Сидя у ее постели, мы с отцом наконец разговариваем. Я думаю о своей сестре Саре, чье прекрасное лицо все еще кажется таким близким, что к нему можно прикоснуться.
Мой отец, который никогда не вел дневника или мемуаров, который всегда держал свои радости, печали и мысли при себе, не хотел умирать раньше своей жены. Он не хотел, чтобы у нее был шанс остаться одной.
Готовясь к переезду в их последний дом, он сделал странную вещь: он взял записи своей жены и дневники, которые она вела с двенадцати лет, вместе со всеми ее фотографиями и сотнями писем, запихнул их в большие пластиковые пакеты и ... выбросил все это на тротуар, никому ничего не сказав.
Ты смеялась, рассказывая мне это, Шарлотта, и я почувствовал твою печаль. Фрейду понравилась история Градивы, которая прогуливается по выжженным солнцем Помпеям в белой тоге: живая, мертвая, фигура из сна, она пробуждает нас ото сна.
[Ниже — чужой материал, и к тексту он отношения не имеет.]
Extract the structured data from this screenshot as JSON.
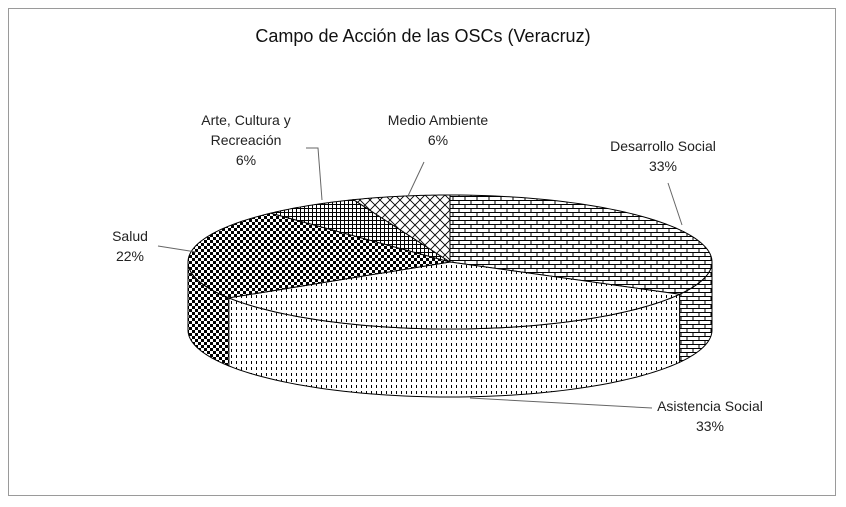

Мы должны найти эквивалентное божество для твоего отца, Шарлотта. Имя для этой загадки: этот молодой человек, который бегает по стадионам, мощный, крылатый. Солнце, преображающее все.
Но любила ли ты его?
Ты смотришь вниз. Это ни "да", ни "нет". Наступает тишина, переполняющая тебя.
Затем ты долго смотришь на меня, прежде чем расплыться в улыбке. Это должно быть твоим ответом. Мне кажется, что я уже знал это. Секрет не в меланхолии, но, возможно, в ее жизненной сути, в ее безмолвной красоте, которая никогда не перестает интриговать и по-прежнему остается в центре всего.